Recensione Disincanto

Per gli amanti della Home Play TV e delle serie animate il 17 agosto Netflix ha proposto nel suo palinsesto la nuova serie animata Disincanto, prodotta da Matt Groening, il famoso ideatore dei Simpson e Futurama.
Per rispecchiare il filo conduttore delle due serie precedentemente prodotte Groening ha inserito nello staff della serie Disincanto il suo collega Josh Weinstein.
Il progetto consiste nella realizzazione di 20 episodi con una lunghezza media sui 20 minuti i primi 10 sono in onda su Netflix dal 17 agosto.

 

Disincanto

 

La serie molto attesa dagli amanti del genere è ambientata in un epoca medioevale fantastica, in cui si intrecciano scenari fiabeschi ad scenari più cruenti.

Alcuni particolari dell’ambientazione ricordano la famosa serie del Trono di Spada, inoltre per chi amante dei libri guardando questa serie fantastica si notano delle similitudini con libri di fiabe, in particolare con Fiabe italiane di Italo Calvinoe Hansel e Gretel.

 

La storia si svolge a Dreamland, un villaggio con i tratti medievali a volte anche esagerati,e la protagonista è la principessa Bean figlia del re Zög.


Quello che colpisce nell’impatto con la serie è proprio il personaggio della principessa una ragazzina ribelle, trasgressiva, che non vuole assecondare in alcun modo la volontà paterna per scelte che la riguardano ma che lei non ha scelto come un matrimonio per fini politici. Bean ama ogni tipo di esagerazione, la vedremo bere in modo smisurato o far baldoria, coinvolta in risse.

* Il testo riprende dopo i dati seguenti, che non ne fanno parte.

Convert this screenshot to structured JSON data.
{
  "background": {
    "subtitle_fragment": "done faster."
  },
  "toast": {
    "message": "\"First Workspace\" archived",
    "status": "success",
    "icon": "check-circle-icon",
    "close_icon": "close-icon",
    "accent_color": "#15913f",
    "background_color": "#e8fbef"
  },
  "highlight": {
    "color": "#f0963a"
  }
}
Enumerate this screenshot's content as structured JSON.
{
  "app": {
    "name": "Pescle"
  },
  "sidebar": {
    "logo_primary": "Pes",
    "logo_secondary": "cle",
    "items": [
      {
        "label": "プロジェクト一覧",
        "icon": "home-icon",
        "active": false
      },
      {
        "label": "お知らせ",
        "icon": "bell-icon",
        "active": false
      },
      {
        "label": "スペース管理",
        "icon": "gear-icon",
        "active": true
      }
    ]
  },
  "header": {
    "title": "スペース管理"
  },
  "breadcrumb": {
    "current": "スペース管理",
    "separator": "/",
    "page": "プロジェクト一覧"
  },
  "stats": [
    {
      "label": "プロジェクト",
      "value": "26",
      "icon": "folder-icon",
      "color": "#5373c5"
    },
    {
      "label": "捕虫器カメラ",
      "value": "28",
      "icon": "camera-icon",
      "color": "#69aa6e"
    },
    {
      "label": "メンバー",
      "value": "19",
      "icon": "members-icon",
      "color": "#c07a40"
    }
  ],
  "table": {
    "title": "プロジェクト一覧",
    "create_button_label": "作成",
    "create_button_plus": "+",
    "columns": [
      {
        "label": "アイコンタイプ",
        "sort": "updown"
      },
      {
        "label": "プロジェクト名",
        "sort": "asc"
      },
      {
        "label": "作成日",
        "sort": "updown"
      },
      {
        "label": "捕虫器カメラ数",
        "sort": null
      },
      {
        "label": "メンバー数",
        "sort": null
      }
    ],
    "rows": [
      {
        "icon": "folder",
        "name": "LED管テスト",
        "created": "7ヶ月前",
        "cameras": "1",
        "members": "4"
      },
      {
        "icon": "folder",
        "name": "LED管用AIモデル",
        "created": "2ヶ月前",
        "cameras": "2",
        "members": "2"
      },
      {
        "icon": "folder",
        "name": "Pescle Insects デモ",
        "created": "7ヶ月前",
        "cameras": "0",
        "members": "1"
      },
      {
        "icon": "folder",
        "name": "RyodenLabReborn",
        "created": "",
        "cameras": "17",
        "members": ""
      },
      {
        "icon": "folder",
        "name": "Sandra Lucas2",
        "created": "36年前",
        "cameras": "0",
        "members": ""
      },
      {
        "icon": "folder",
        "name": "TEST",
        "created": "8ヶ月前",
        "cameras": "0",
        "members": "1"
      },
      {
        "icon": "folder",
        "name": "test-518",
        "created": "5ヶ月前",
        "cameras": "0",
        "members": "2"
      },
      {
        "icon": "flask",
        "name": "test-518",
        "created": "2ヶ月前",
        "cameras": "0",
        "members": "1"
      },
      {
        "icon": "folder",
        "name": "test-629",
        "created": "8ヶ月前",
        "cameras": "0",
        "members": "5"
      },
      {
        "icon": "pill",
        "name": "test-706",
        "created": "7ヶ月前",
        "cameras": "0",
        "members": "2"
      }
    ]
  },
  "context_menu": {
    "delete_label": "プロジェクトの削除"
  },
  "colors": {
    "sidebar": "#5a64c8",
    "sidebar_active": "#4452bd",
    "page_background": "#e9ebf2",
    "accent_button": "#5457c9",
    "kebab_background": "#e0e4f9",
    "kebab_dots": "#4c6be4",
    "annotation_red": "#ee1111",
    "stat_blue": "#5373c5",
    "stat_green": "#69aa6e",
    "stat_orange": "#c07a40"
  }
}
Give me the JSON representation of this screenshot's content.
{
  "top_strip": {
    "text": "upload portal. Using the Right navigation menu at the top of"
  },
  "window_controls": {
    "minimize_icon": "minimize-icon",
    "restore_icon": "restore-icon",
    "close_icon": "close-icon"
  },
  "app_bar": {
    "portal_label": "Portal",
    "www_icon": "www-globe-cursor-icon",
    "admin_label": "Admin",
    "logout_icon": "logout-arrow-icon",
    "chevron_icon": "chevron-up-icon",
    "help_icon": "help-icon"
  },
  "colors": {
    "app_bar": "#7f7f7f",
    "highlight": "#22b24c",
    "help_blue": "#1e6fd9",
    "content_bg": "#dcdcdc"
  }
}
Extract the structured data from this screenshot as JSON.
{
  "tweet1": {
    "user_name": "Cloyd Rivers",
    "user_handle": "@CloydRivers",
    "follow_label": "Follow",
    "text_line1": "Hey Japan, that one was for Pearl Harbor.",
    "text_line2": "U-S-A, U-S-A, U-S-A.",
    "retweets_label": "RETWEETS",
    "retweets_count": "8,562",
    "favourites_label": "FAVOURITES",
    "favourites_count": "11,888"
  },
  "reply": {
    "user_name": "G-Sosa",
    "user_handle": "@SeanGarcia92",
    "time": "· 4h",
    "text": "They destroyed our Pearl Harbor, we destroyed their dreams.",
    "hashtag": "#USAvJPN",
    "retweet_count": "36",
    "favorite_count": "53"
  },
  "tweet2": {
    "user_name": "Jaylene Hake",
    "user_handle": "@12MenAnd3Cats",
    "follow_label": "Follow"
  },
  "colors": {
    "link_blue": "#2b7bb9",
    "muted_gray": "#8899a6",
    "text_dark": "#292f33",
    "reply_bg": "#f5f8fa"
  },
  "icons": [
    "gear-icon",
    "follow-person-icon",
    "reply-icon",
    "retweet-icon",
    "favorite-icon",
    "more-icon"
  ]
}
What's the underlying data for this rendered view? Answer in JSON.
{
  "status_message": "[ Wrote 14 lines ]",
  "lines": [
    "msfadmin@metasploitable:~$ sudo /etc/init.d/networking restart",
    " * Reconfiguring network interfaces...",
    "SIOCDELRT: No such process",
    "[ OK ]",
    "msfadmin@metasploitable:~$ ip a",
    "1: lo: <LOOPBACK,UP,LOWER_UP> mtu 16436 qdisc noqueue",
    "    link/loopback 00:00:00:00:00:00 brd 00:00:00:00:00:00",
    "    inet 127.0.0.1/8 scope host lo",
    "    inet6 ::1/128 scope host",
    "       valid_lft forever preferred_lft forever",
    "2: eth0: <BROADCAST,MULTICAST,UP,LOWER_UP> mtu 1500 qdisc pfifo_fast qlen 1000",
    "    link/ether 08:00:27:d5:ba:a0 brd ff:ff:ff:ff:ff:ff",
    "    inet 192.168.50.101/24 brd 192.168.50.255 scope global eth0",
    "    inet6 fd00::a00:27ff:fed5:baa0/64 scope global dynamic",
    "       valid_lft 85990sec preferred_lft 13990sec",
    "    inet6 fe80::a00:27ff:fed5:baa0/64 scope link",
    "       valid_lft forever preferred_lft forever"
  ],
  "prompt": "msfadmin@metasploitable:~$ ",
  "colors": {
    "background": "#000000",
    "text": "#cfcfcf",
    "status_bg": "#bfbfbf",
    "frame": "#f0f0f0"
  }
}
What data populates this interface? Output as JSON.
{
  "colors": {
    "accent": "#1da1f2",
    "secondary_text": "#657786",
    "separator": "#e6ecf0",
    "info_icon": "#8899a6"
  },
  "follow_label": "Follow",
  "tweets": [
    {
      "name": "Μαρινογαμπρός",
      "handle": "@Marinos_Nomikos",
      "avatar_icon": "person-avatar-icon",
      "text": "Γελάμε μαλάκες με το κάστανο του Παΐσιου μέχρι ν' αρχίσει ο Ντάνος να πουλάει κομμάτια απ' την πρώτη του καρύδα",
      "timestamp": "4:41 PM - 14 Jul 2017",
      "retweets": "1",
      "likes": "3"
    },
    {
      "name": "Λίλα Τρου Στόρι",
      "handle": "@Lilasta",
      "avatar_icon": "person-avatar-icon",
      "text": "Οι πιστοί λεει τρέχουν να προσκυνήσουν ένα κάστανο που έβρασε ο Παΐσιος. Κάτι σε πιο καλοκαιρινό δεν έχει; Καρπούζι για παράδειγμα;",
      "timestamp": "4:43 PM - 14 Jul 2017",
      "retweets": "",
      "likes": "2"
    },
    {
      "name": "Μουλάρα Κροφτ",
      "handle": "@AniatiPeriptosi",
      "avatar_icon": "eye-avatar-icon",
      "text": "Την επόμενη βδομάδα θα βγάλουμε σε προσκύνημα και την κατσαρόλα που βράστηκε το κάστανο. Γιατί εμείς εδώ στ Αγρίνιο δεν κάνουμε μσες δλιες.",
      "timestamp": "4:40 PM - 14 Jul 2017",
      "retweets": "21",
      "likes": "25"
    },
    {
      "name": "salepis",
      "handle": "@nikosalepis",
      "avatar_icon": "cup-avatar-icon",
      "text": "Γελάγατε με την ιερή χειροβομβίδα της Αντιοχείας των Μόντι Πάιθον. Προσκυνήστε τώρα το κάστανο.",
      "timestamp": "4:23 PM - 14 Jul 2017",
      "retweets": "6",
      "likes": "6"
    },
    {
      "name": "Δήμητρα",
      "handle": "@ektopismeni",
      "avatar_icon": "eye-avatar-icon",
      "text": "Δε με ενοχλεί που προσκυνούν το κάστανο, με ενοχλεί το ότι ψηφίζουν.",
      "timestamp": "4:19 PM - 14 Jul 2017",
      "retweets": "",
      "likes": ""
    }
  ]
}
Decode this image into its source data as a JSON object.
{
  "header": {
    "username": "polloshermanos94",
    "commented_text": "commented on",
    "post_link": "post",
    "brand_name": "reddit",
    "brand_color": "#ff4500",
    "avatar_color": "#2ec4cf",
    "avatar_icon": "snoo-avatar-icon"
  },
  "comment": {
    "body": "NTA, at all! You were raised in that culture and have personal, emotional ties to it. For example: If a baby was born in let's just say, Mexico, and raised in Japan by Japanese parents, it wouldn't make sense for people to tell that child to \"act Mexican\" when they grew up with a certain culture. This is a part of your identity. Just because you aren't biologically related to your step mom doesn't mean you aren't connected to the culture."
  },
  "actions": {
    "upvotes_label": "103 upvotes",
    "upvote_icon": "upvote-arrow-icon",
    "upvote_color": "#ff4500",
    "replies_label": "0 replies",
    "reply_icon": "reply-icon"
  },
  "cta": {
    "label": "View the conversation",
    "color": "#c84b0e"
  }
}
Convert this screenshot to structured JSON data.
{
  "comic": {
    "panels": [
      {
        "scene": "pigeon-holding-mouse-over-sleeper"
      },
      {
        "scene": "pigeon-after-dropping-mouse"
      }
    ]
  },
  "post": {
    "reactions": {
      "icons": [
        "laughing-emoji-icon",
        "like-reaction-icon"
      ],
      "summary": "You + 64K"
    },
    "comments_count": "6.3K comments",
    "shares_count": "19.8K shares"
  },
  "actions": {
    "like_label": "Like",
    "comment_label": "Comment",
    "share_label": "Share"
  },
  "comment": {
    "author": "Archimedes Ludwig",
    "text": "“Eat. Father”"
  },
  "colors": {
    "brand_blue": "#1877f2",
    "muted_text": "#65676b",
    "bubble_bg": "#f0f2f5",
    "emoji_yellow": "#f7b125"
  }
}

in Disincanto Netflix la figura della principessa Bean, attrae già dal primo incontro. Diversa dalle principesse delle favole tradizionali, lei è una giovane ragazza alla ricerca di un mondo alternativo a quello che gli impongono, è una giovane donna che non teme di affrontare il viaggio per capire cosa vuole veramente dalla vita, cerca se stessa, nonostante gli errori che commette, come il bere in modo smisurato o farsi coinvolgere in risse e scorribande. Atteggiamenti che certo non immaginiamo nella nostra idea di principessa.


Nelle sue avventure la principessa sarà accompagnata da due personaggi fantastici, un verde estroverso elfo il cui nome è “Elfo” e “Luci” un piccolo essere demoniaco, con un aspetto tra un gatto nero è un piccolo diavolo, con fini non chiari verso la protagonista.


I due personaggi sono i classici esempi di contrapposizione tra bene è male, tra istinti buoni e tentazioni oscure. Infatti Elfo crea nel telespettatore già dal primo episodio un sentimento di affetto e simpatia, grazie alla sua ingenuità e al suo essere buono, al suo vivere senza cattiveria, insomma l’amico che tutti vorremmo incontrare per affrontare il viaggio della vita, in contrapposizione Luci raffigura il raggiro, l’insinuazione, colui che trama alle spalle per fini oscuri, tutto ciò che ognuno di noi vorrebbe evitare nella vita.


Tutti e tre i protagonisti si condizioneranno gli uni con gli altri. Elfo e Luci sono le due anime di Bean, la quale dovrà decidere quale parte di lei far vincere.
Certo per chi è amante dei Simpson non troverà in Disincanto lo stesso sarcasmo, la nuova serie è condita di un amaro umorismo.


L’ambientazione nel Medioevo, periodo buoi della storia, è una scelta che ci porta a riflettere sul nostro attuale medioevo, in fondo il periodo storico che stiamo vivendo è un periodo buio per la nostra umanità, che sicuramente evolverà in un nuovo rinascimento, per questo la serie è interessante, perché rifacendosi al passato mostra le fragilità e le incoerenze del presente.


La serie con i suoi disegni simili allo stile Simpson e Futurama ma molto vivi e pieni di colori variopinti con una colonna sonora tipicamente medioevale è adatta ad un pubblico adulto ma sarà guardata anche dai bambini per cui gli autori hanno usato la stessa tecnica dei Simpson e Futurama per trattare temi da adulti.


Altra differenza da sottolineare con le altre serie prodotte da Groening e che la trama di Disincanto si sviluppa su più episodi e non su una singola puntata, per cui i personaggi e la loro storia si delinea attraverso tempi più lunghi creando anche la suspance necessaria per renderla accattivante, anche se come in ogni serie questo accentua i momenti morti.


Traendo le conclusioni sicuramente è una serie da vedere per passare qualche ora in spensieratezza, attendo gli altri 10 episodi già in programmazione e vedere come la storia della principessa Bean si concluderà e quale parte di lei vincerà se quella ispirata da Elfo o quella ispirata da Luci.